Thirty minutes later, Becker & Puhl drew its shades and switched off its lights. The security guard and secretary bade Herr Becker good night and went their separate ways, Herr Lange heading left toward the Barengasse, Miss Moore right toward the Bleicherweg. Gabriel, who was with Lavon in a parked car, didn’t bother to hide his disappointment. “We’ll come back tomorrow,” Lavon said, doing his best to console him. “And the day after if we have to.” But Lavon, like Gabriel, knew their time was limited. Ivan had given them just seventy-two hours. It was time enough for just one more day in Zurich.
Gabriel instructed the team to return to their hotel rooms and rest. Though desperately in need of sleep himself, he neglected to heed his own advice and instead slipped quietly into the back of a surveillance van parked along the Talstrasse.
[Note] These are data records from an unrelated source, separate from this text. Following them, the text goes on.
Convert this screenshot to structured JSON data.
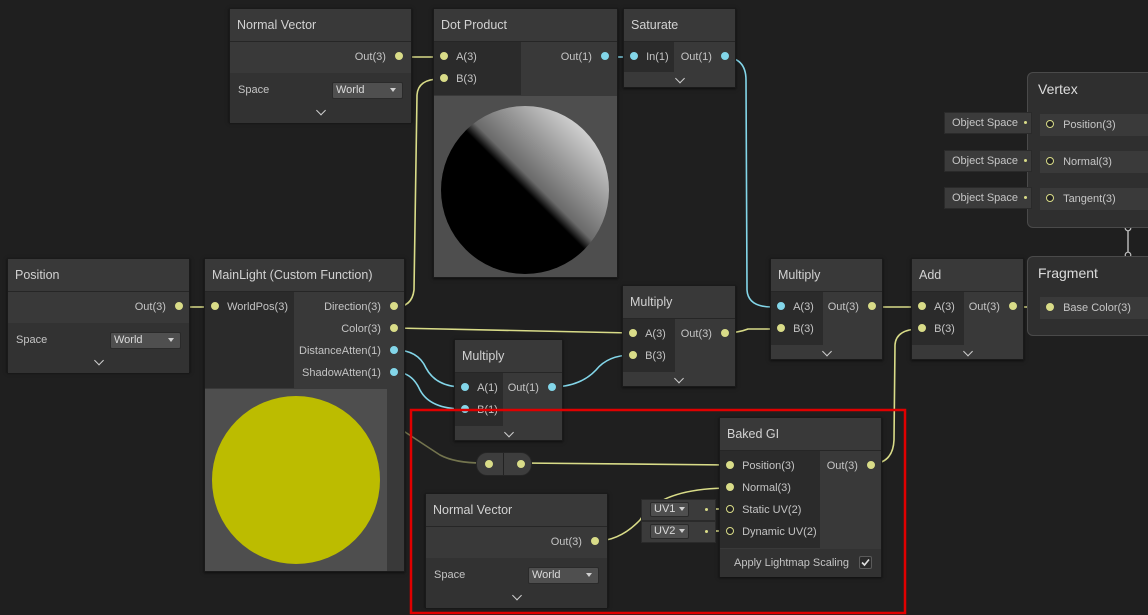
{
  "nodes": {
    "normal_vector_top": {
      "title": "Normal Vector",
      "out": "Out(3)",
      "space_label": "Space",
      "space_value": "World"
    },
    "dot_product": {
      "title": "Dot Product",
      "in_a": "A(3)",
      "in_b": "B(3)",
      "out": "Out(1)"
    },
    "saturate": {
      "title": "Saturate",
      "in": "In(1)",
      "out": "Out(1)"
    },
    "position": {
      "title": "Position",
      "out": "Out(3)",
      "space_label": "Space",
      "space_value": "World"
    },
    "main_light": {
      "title": "MainLight (Custom Function)",
      "in": "WorldPos(3)",
      "out_direction": "Direction(3)",
      "out_color": "Color(3)",
      "out_distance": "DistanceAtten(1)",
      "out_shadow": "ShadowAtten(1)"
    },
    "multiply_small": {
      "title": "Multiply",
      "in_a": "A(1)",
      "in_b": "B(1)",
      "out": "Out(1)"
    },
    "multiply_mid": {
      "title": "Multiply",
      "in_a": "A(3)",
      "in_b": "B(3)",
      "out": "Out(3)"
    },
    "multiply_right": {
      "title": "Multiply",
      "in_a": "A(3)",
      "in_b": "B(3)",
      "out": "Out(3)"
    },
    "add": {
      "title": "Add",
      "in_a": "A(3)",
      "in_b": "B(3)",
      "out": "Out(3)"
    },
    "baked_gi": {
      "title": "Baked GI",
      "in_position": "Position(3)",
      "in_normal": "Normal(3)",
      "in_static_uv": "Static UV(2)",
      "in_dynamic_uv": "Dynamic UV(2)",
      "out": "Out(3)",
      "apply_lightmap_label": "Apply Lightmap Scaling",
      "apply_lightmap_checked": true,
      "uv1_value": "UV1",
      "uv2_value": "UV2"
    },
    "normal_vector_bottom": {
      "title": "Normal Vector",
      "out": "Out(3)",
      "space_label": "Space",
      "space_value": "World"
    }
  },
  "master": {
    "vertex_title": "Vertex",
    "vertex_slots": [
      "Position(3)",
      "Normal(3)",
      "Tangent(3)"
    ],
    "vertex_inputs": [
      "Object Space",
      "Object Space",
      "Object Space"
    ],
    "fragment_title": "Fragment",
    "fragment_slots": [
      "Base Color(3)"
    ]
  },
  "colors": {
    "background": "#1f1f1f",
    "vector_port": "#d9dc88",
    "float_port": "#83d6e9",
    "highlight_box": "#e00000",
    "light_preview": "#bcbc00"
  }
}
There he spent the night alone, his gaze fixed on the entrance of Becker & Puhl, waiting for Ivan’s assassin. Ivan’s brother from the KGB. Ivan’s old friend from Moscow in the nineties, the bad old days when there was no law and nothing to prevent Ivan from killing his way to the top. A man like that might know where Ivan liked to do his blood work. Who knows? A man like that might have killed there himself.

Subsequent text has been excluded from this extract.